Jeanne Pincha-Tulley has been a Type 1 Incident Commander for nine years. Almost long enough for the novelty of having a female Type 1 IC wear off among other firefighters.
While her team was managing the Mountain Fire in southern California last month between Idyllwild and Palm Springs, National Public Radio did a profile on her. You can listen to it or read the article at the NPR site.
Below is an excerpt from the article:
…Pincha-Tulley listens and texts other members of the team while Lane continues with his update. Being in the incident commander’s trailer is like being in a hive. There’s a near-constant buzz.
People come in and out; phones ring; radios squawk; lunches go uneaten.
In the time it takes [Operations Section Chief John] Lane to give an update, the area fire chief for Cal Fire walks in, as well as a liaison for the sheriff’s office, a member from communications and a guy from finance. Pincha-Tulley scribbles her signature on a form as a radio update comes in.
“And secondly, the retardant line with the helicopter across that ridge there heading towards the wilderness is progressing really well,” according to the update.
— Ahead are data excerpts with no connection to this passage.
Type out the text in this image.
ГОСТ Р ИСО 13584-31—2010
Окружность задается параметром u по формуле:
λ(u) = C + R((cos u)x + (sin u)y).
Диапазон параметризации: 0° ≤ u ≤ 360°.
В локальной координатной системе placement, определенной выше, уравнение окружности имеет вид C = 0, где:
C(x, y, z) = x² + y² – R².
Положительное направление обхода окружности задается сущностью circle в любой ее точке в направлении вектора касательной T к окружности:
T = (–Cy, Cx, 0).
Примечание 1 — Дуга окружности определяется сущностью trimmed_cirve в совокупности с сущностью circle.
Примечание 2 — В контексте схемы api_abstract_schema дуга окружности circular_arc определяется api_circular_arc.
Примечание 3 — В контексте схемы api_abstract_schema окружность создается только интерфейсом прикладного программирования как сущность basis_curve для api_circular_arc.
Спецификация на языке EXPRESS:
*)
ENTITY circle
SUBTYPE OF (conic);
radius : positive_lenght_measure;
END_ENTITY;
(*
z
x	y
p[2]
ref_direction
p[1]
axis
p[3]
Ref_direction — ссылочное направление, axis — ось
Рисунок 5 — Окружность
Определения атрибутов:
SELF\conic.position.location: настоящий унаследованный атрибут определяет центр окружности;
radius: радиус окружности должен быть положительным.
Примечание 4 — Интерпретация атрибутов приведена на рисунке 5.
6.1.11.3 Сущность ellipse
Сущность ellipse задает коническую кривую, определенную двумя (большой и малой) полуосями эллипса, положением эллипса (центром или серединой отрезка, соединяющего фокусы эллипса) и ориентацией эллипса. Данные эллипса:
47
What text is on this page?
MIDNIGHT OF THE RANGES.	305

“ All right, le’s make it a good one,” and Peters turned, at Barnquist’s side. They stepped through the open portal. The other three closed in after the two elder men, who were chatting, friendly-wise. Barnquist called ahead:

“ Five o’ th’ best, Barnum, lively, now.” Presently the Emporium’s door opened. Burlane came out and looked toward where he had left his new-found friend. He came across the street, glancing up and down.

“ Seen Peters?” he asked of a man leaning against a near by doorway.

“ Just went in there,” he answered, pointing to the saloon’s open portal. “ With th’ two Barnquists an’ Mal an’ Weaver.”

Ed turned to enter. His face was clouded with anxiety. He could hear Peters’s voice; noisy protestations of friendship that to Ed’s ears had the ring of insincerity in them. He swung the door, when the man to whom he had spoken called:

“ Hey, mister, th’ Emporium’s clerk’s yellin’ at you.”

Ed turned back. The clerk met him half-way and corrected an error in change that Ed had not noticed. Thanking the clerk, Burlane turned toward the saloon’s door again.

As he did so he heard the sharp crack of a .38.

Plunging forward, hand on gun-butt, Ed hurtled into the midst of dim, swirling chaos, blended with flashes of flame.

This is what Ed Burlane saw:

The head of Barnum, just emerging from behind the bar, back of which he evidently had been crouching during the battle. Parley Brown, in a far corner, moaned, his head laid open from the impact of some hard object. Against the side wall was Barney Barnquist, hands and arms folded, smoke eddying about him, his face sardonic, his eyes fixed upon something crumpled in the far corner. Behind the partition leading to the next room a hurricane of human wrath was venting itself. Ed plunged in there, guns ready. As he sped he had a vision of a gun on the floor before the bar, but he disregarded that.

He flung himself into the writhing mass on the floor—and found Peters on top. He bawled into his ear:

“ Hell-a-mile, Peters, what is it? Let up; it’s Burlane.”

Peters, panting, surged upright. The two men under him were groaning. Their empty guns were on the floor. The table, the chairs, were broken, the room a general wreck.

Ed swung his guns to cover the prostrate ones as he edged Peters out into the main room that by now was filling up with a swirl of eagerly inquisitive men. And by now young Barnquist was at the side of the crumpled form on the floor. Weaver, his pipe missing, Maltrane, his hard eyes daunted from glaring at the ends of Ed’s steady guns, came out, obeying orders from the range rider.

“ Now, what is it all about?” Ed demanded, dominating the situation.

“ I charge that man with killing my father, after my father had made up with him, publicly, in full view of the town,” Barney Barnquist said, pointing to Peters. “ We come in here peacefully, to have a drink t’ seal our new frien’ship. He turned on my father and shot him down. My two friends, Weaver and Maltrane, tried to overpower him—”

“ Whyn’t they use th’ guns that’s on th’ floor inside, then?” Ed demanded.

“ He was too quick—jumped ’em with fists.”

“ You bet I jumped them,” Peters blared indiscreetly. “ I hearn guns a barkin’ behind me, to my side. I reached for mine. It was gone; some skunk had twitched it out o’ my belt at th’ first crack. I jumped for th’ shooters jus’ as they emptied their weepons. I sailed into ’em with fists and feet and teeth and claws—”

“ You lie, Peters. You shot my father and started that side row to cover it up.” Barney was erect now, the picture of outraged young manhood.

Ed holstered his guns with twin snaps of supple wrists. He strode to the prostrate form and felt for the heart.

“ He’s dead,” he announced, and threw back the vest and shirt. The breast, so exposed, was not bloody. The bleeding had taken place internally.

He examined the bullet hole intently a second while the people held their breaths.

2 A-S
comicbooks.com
Lane then explains that the fire has crossed over their containment line in one section. They’re calling in the largest air tankers, DC-10s — or VLATs for Very Large Air Tankers, as firefighters call them — to try to box in the new threat before it spreads. Pincha-Tulley asks how that’s progressing when the radio squawks again: “So far we’ve been pretty successful with that.”
“There’s your answer,” Lane tells her. “It’s being dealt with.”